Figure 5. VP4 permeabilization of liposomes.

(A) Scheme showing the liposome disruption assay employed. Membrane disruption was examined by encapsulating [Tb(DPA)^3- ₃] fluorophore into LUVs (large unilamellar vesicles). When these LUVs were resuspended in a solution containing EDTA (quencher), protein mediated membrane disruption was monitored by the quenching of [Tb(DPA)^3- ₃] emission as the encapsulated molecules were released, and terbium ions were chelated by EDTA. (B) VP4 disrupts mammalian plasma (PM-like) and nuclear membrane-like (NuM-like) LUVs. LUVs mimicking the lipid compositions of bacterial inner membrane (BcM-like), and mammalian plasma and nuclear membranes were prepared to examine the membrane disruption activity of GST-VP4 and GST-VP4ΔHD. GST was used as a control. Mock LUVs were incubated in absence of any protein. Liposome disruption was evaluated using LUVs prepared with selected lipid compositions, and the percentage of fluorophore quenched is indicated.

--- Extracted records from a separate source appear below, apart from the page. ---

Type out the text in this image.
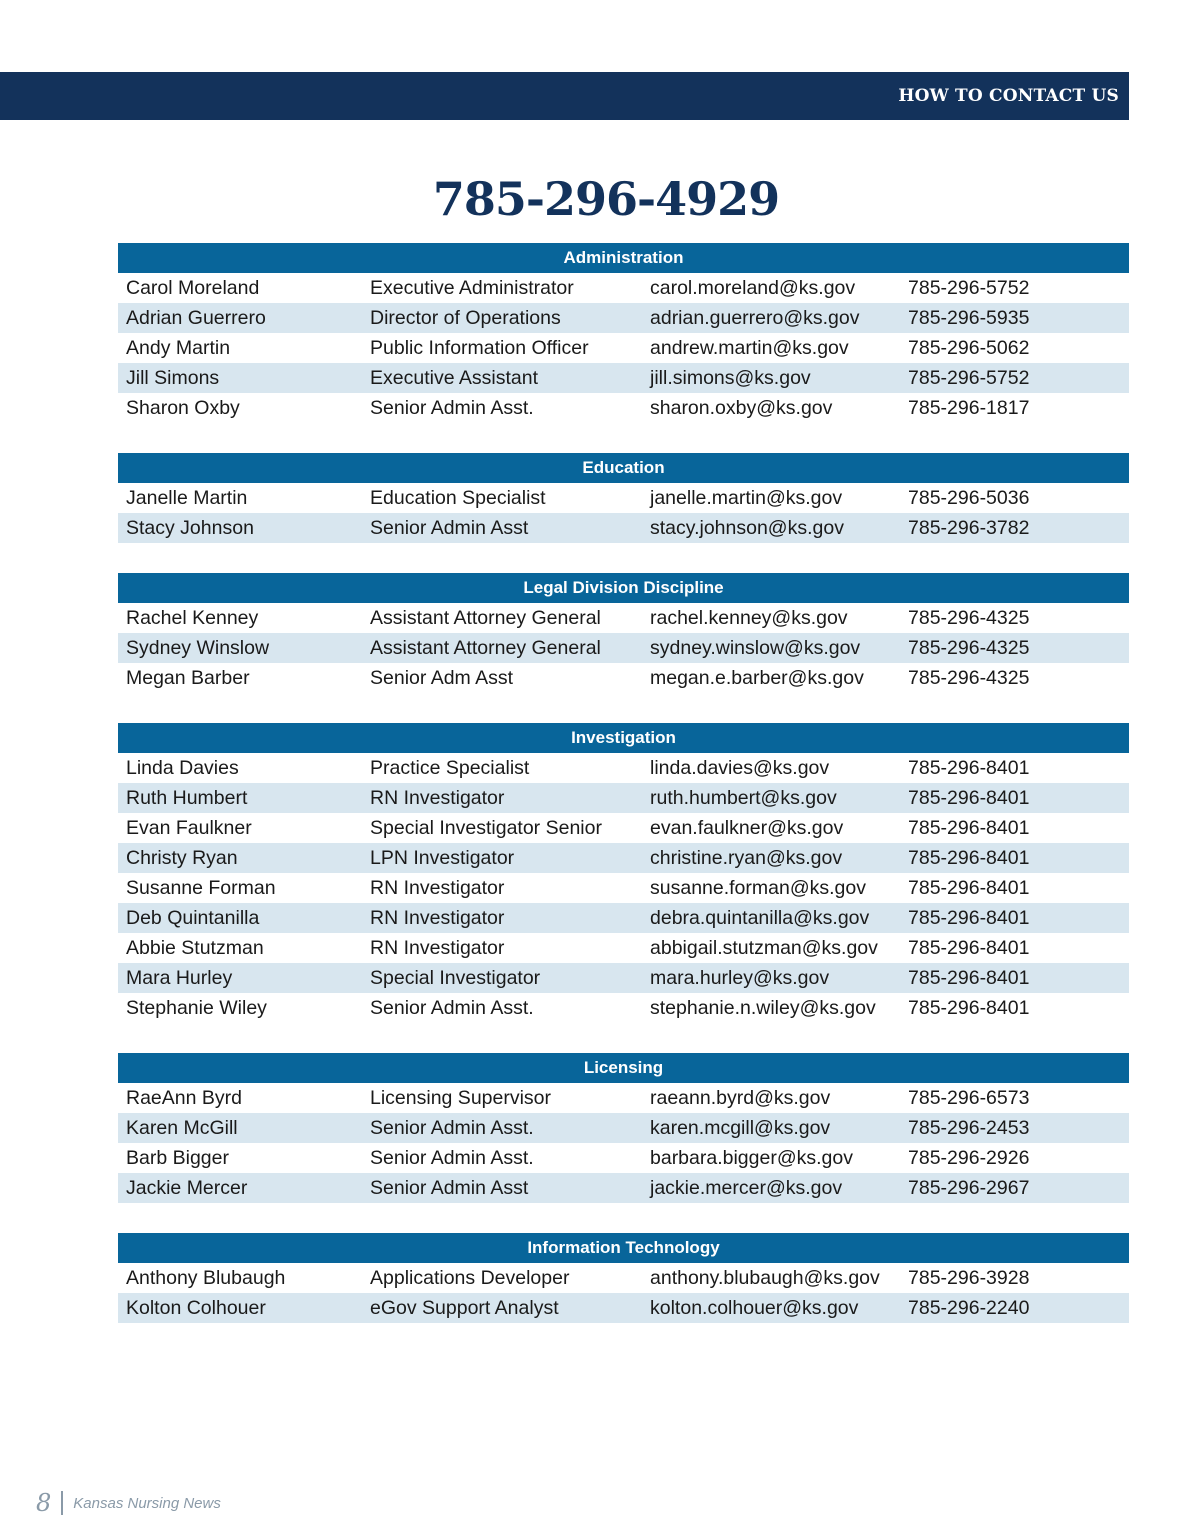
HOW TO CONTACT US
785-296-4929
Administration
Carol Moreland	Executive Administrator	carol.moreland@ks.gov	785-296-5752
Adrian Guerrero	Director of Operations	adrian.guerrero@ks.gov 785-296-5935
Andy Martin	Public Information Officer	andrew.martin@ks.gov	785-296-5062
Jill Simons	Executive Assistant	jill.simons@ks.gov	785-296-5752
Sharon Oxby	Senior Admin Asst.	sharon.oxby@ks.gov	785-296-1817
Education
Janelle Martin	Education Specialist	janelle.martin@ks.gov	785-296-5036
Stacy Johnson	Senior Admin Asst	stacy.johnson@ks.gov	785-296-3782
Legal Division Discipline
Rachel Kenney	Assistant Attorney General	rachel.kenney@ks.gov	785-296-4325
Sydney Winslow	Assistant Attorney General	sydney.winslow@ks.gov 785-296-4325
Megan Barber	Senior Adm Asst	megan.e.barber@ks.gov 785-296-4325
Investigation
Linda Davies	Practice Specialist	linda.davies@ks.gov	785-296-8401
Ruth Humbert	RN Investigator	ruth.humbert@ks.gov	785-296-8401
Evan Faulkner	Special Investigator Senior evan.faulkner@ks.gov	785-296-8401
Christy Ryan	LPN Investigator	christine.ryan@ks.gov	785-296-8401
Susanne Forman	RN Investigator	susanne.forman@ks.gov 785-296-8401
Deb Quintanilla	RN Investigator	debra.quintanilla@ks.gov 785-296-8401
Abbie Stutzman	RN Investigator	abbigail.stutzman@ks.gov 785-296-8401
Mara Hurley	Special Investigator	mara.hurley@ks.gov	785-296-8401
Stephanie Wiley	Senior Admin Asst.	stephanie.n.wiley@ks.gov 785-296-8401
Licensing
RaeAnn Byrd	Licensing Supervisor	raeann.byrd@ks.gov	785-296-6573
Karen McGill	Senior Admin Asst.	karen.mcgill@ks.gov	785-296-2453
Barb Bigger	Senior Admin Asst.	barbara.bigger@ks.gov	785-296-2926
Jackie Mercer	Senior Admin Asst	jackie.mercer@ks.gov	785-296-2967
Information Technology
Anthony Blubaugh	Applications Developer	anthony.blubaugh@ks.gov 785-296-3928
Kolton Colhouer	eGov Support Analyst	kolton.colhouer@ks.gov	785-296-2240
8 Kansas Nursing News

Each data point shows the average of at least two independent measurements with error bars representing standard deviations. (C) Flotation of proteins on sucrose gradients after incubation either without (-, lanes 1–3) or with PM-like (lanes 4–6), NuM-like (lanes 7–9), or BcM-like (lanes 10–12) LUVs to separate unbound (U; lanes 2, 5, 8 and 11) and bound (B; lanes 3, 6, 9 and 12) fractions. Proteins were resolved by SDS-PAGE and immunoblotting with anti-GST antibody. (D) Average diameter of PM-like LUVs before and after 30 min incubation with the indicated proteins as determined by dynamic light scattering. Each data point shows the average of at least two independent measurements with error bars representing standard deviation. (E) Average diameter of NuM-like LUVs determined similarly to D.